いかに現場を支援できるか
〝本気〟が試される日本
クリエーター人材を生み育て守るために、政府はいかに支援できるか。
文化庁は今年度から先述した人材育成事業を一旦中断する。その上で、アニメーション人材育成を行う教育機関と産業界の現場がプラットフォームを形成して課題を共有したり、業務上求められる標準的なスキルを可視化することで、共通の教育インフラを実装するための取り組みを開始する。
前出の是永氏は「今、真に求められる施策は何なのか、現場からの声を第一に、彼らが必要とする支援を模索し続ける」と説明する。同じく前出の釋迦郡氏は「民間の団体が技術継承やスキルの資格化を図るのではなく、国が主導することの意義は大きい」と賛同した。
もちろん、それで支援が十分なわけではない。
同社のアベ氏は、「例えば、ある作品が再放送されたときに、私たちアニメーターには単価以外の支払いは発生しないが、声優には再放送分のギャラが入る仕組みになっている。
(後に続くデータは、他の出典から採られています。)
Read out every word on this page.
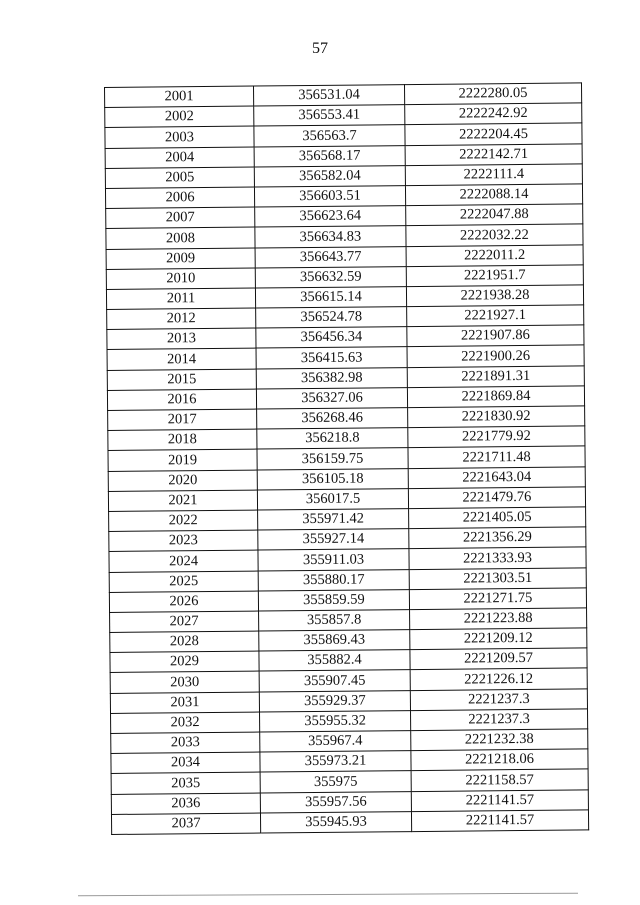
57
2001	356531.04	2222280.05
2002	356553.41	2222242.92
2003	356563.7	2222204.45
2004	356568.17	2222142.71
2005	356582.04	2222111.4
2006	356603.51	2222088.14
2007	356623.64	2222047.88
2008	356634.83	2222032.22
2009	356643.77	2222011.2
2010	356632.59	2221951.7
2011	356615.14	2221938.28
2012	356524.78	2221927.1
2013	356456.34	2221907.86
2014	356415.63	2221900.26
2015	356382.98	2221891.31
2016	356327.06	2221869.84
2017	356268.46	2221830.92
2018	356218.8	2221779.92
2019	356159.75	2221711.48
2020	356105.18	2221643.04
2021	356017.5	2221479.76
2022	355971.42	2221405.05
2023	355927.14	2221356.29
2024	355911.03	2221333.93
2025	355880.17	2221303.51
2026	355859.59	2221271.75
2027	355857.8	2221223.88
2028	355869.43	2221209.12
2029	355882.4	2221209.57
2030	355907.45	2221226.12
2031	355929.37	2221237.3
2032	355955.32	2221237.3
2033	355967.4	2221232.38
2034	355973.21	2221218.06
2035	355975	2221158.57
2036	355957.56	2221141.57
2037	355945.93	2221141.57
そうしたところが見直されれば、中小企業であっても人材育成の費用を今よりも捻出することができる」と語気を強める。クリエーターの収益構造を、この国はもう一度考え直す必要がありそうだ。
釋迦郡氏が続ける。
「この国が本気でコンテンツ産業を〝基幹産業〟にするのであれば、目の前の仕事に追われ、自分が描いた絵の出来栄えに納得がいかない状態でも『納品しなければ食べていけないから』と仕事を続けるアニメーターがいるという現実を踏まえ、この状況を改善してほしい」
JAniCAがまとめている「アニメーション制作者実態調査」には、アニメーターの赤裸々な声が掲載されている。
「報酬が少ないので生きるだけで精一杯。会社が人件費を捻出するのは難しいので、行政がアニメ業界の価値を改めて考え直し支援してほしい」
「このままでは日本の文化であるアニメーションが廃れていくように感じる。業界の在り方、クリエイター一人一人を見つめた環境づくりが、業界の急務である」
クリエーター人材は〝日本の宝〟でもある。コンテンツ産業の未来をどう描き、いかに現場が恩恵を実感できる形で支援できるか。この国の〝本気〟が試されている。